This four-part Bible study takes us to the world of C.S. Lewis’s Narnia, and looks at Edmund’s story of redemption and how it relates to our own.
Topics: Forgiveness, God’s Love, Identity, Salvation
Download a PDF of the Bible Study: A Visit to Narnia. Let us know in the comments if you use it!
About This Study
In C. S. Lewis’s classic children’s book, The Lion, The Witch, and The Wardrobe, World War II is raging, and London is oppressed by air-raids. Peter, Susan, Edmund and Lucy Pevensie are sent to the country for safety, to the home of an old professor who has more rooms than people to fill them. One day while exploring the house, Lucy, the youngest Pevensie, discovers a room with a large wardrobe in it. She steps inside it to see what secrets it might hold and discovers the greatest secret of all. The wardrobe is a door to another world, Narnia, where animals talk and live side-by-side with fairy tale creatures like fauns, centaurs, nymphs and dryads (as well as other, more horrible, creatures). But Narnia has been under the rule of the evil White Witch for a hundred years, and she has made it so that it is always winter but never Christmas. The Pevensies’ arrival in Narnia is the answer to an old prophecy that states that when two sons of Adam and two daughters of Eve sit on the Narnian throne, the time of evil will end. Peter, Susan, Edmund and Lucy aren’t the only ones to arrive in Narnia at this time. Aslan, the great Lion, the King, the Lord of the whole wood, who has been absent from Narnia for longer than anyone can remember, has returned to Narnia, and means to set things right.
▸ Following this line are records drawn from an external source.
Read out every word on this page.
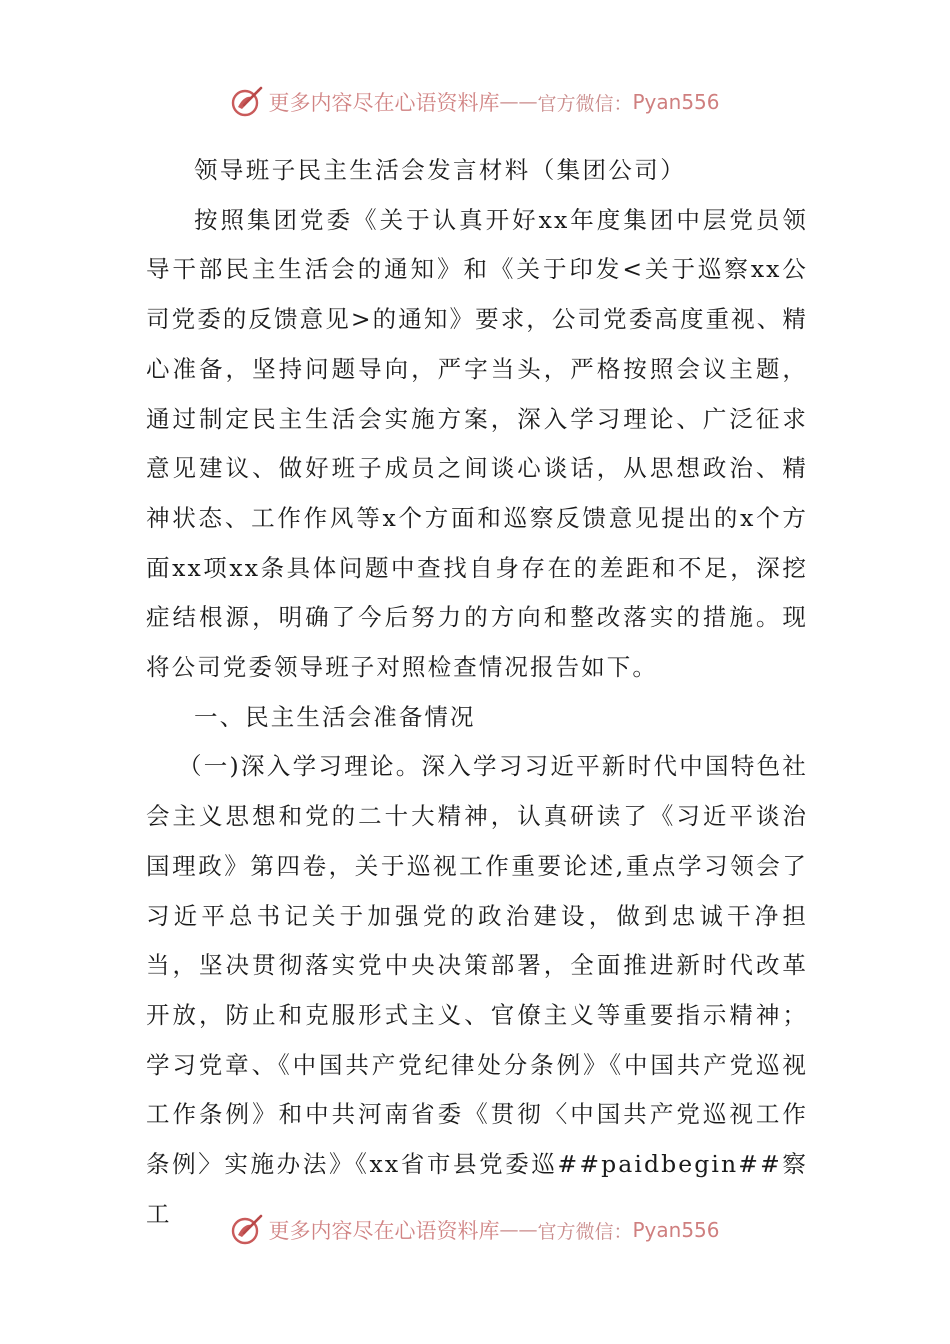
更多内容尽在心语资料库 —— 官方微信： Pyan556

领导班子民主生活会发言材料（集团公司）

按照集团党委《关于认真开好xx年度集团中层党员领导干部民主生活会的通知》和《关于印发<关于巡察xx公司党委的反馈意见>的通知》要求，公司党委高度重视、精心准备，坚持问题导向，严字当头，严格按照会议主题，通过制定民主生活会实施方案，深入学习理论、广泛征求意见建议、做好班子成员之间谈心谈话，从思想政治、精神状态、工作作风等x个方面和巡察反馈意见提出的x个方面xx项xx条具体问题中查找自身存在的差距和不足，深挖症结根源，明确了今后努力的方向和整改落实的措施。现将公司党委领导班子对照检查情况报告如下。

一、民主生活会准备情况

（一)深入学习理论。深入学习习近平新时代中国特色社会主义思想和党的二十大精神，认真研读了《习近平谈治国理政》第四卷，关于巡视工作重要论述,重点学习领会了习近平总书记关于加强党的政治建设，做到忠诚干净担当，坚决贯彻落实党中央决策部署，全面推进新时代改革开放，防止和克服形式主义、官僚主义等重要指示精神；学习党章、《中国共产党纪律处分条例》《中国共产党巡视工作条例》和中共河南省委《贯彻〈中国共产党巡视工作条例〉实施办法》《xx省市县党委巡##paidbegin##察工

更多内容尽在心语资料库 —— 官方微信： Pyan556
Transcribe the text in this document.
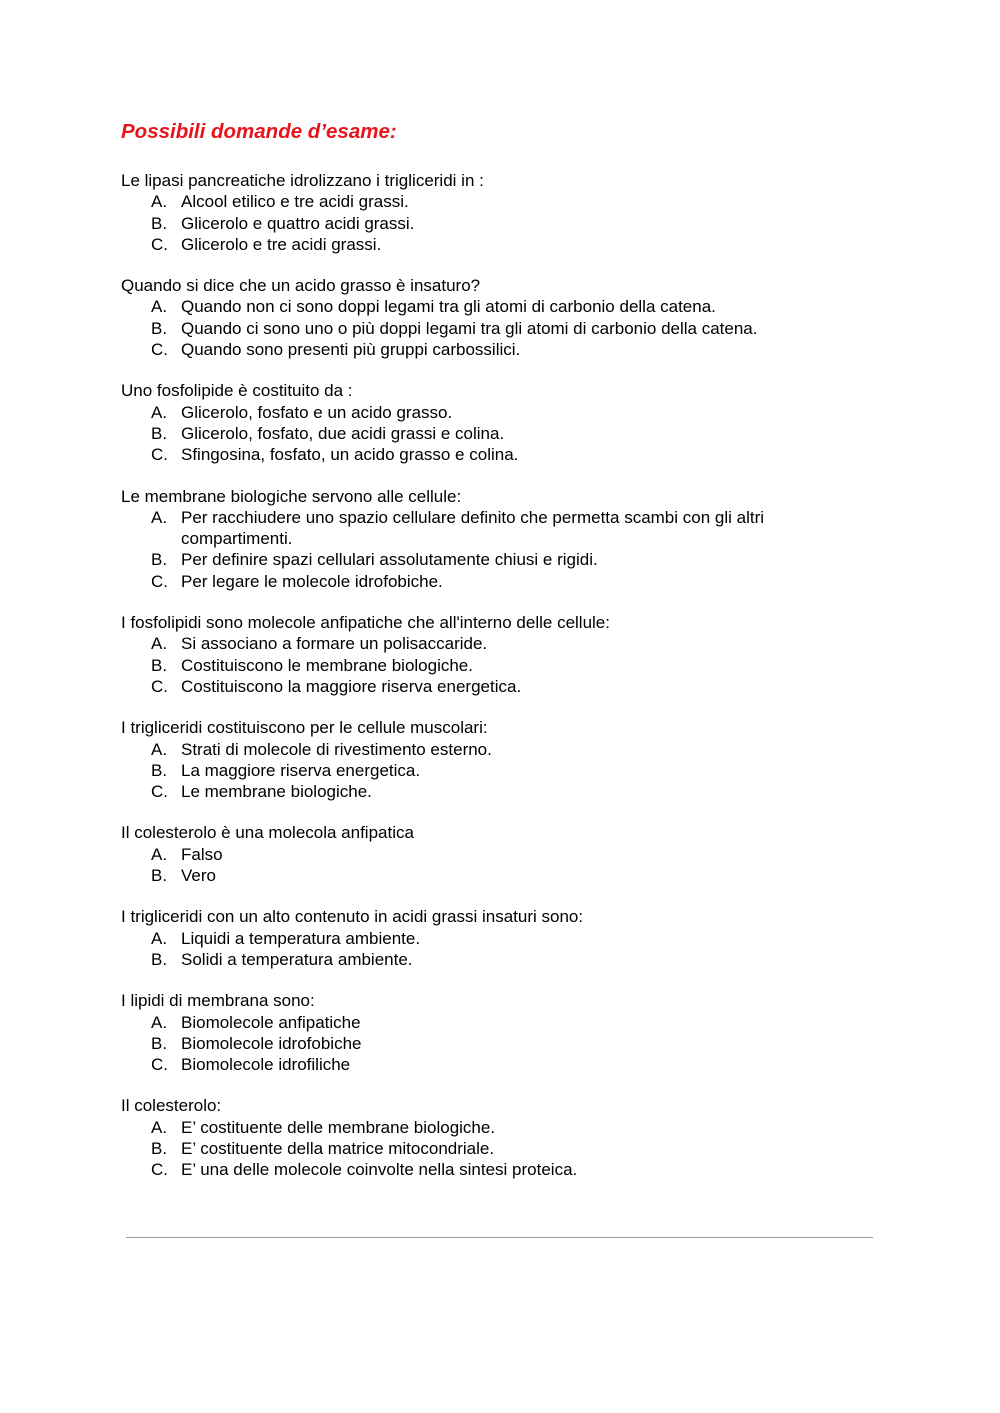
Possibili domande d’esame:

Le lipasi pancreatiche idrolizzano i trigliceridi in :

A. Alcool etilico e tre acidi grassi.
B. Glicerolo e quattro acidi grassi.
C. Glicerolo e tre acidi grassi.

Quando si dice che un acido grasso è insaturo?

A. Quando non ci sono doppi legami tra gli atomi di carbonio della catena.
B. Quando ci sono uno o più doppi legami tra gli atomi di carbonio della catena.
C. Quando sono presenti più gruppi carbossilici.

Uno fosfolipide è costituito da :

A. Glicerolo, fosfato e un acido grasso.
B. Glicerolo, fosfato, due acidi grassi e colina.
C. Sfingosina, fosfato, un acido grasso e colina.

Le membrane biologiche servono alle cellule:

A. Per racchiudere uno spazio cellulare definito che permetta scambi con gli altri compartimenti.
B. Per definire spazi cellulari assolutamente chiusi e rigidi.
C. Per legare le molecole idrofobiche.

I fosfolipidi sono molecole anfipatiche che all'interno delle cellule:

A. Si associano a formare un polisaccaride.
B. Costituiscono le membrane biologiche.
C. Costituiscono la maggiore riserva energetica.

I trigliceridi costituiscono per le cellule muscolari:

A. Strati di molecole di rivestimento esterno.
B. La maggiore riserva energetica.
C. Le membrane biologiche.

Il colesterolo è una molecola anfipatica

A. Falso
B. Vero

I trigliceridi con un alto contenuto in acidi grassi insaturi sono:

A. Liquidi a temperatura ambiente.
B. Solidi a temperatura ambiente.

I lipidi di membrana sono:

A. Biomolecole anfipatiche
B. Biomolecole idrofobiche
C. Biomolecole idrofiliche

Il colesterolo:

A. E’ costituente delle membrane biologiche.
B. E’ costituente della matrice mitocondriale.
C. E’ una delle molecole coinvolte nella sintesi proteica.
In this story, we are confronted with issues of good and evil, and with characters who remind us of ourselves in so many ways. While Edmund is often the least likable of the Pevensie children, it is his story of redemption that is most like ours, and it is his story we will examine most closely in this Bible Study series.
Ways to Use This Study
This study is best used as a series over a few weeks, at a retreat or on a trip with youth. Each part is designed to take about 20 to 30 minutes to complete. You can conclude the study with a viewing of the movie, but be sure to get the appropriate permissions so no copyright laws are violated!
All you need is a copy of the book, The Lion, The Witch, and The Wardrobe. Page numbers given in this study are from the HarperCollins 2005 edition of the book, but first and last sentences are quoted so that you can use any copy of the book.
Part One: Turkish Delight
The character of Edmund in The Lion, the Witch, and the Wardrobe, by C. S. Lewis, represents us in many ways. In this part of the story he is led astray by the White Witch. We face similar tactics and temptations from Satan. Students will discuss the lies Satan uses against us. They will also hear that God is more powerful than Satan and know that by faith we share in His victory over Satan.
Part Two: Who’s Afraid of Aslan?
We can relate to Edmund’s insecurity. We have a need for an identity as people who are loved by God. In this study, students will discuss how they react to insecurities, and they will be reminded of the value and identity they have in Christ.
Part Three: It Will Be Harder Than You Think
There are times when we lose sight of the cost of forgiveness. Aslan hints at this cost in The Lion, the Witch, and the Wardrobe. Students will be reminded of the extent to which God went in order to win them back from sin. They will be reminded of the extent of God’s love for them.
Part Four: What Lucy and Susan Saw
In The Lion, the Witch, and the Wardrobe Aslan gives his life for the sake of Edmund. This is a picture of Christ, who gave His life for our sake. Students will understand that Jesus was really dead and is truly alive. He suffered in this way because of the great love He has for each of us.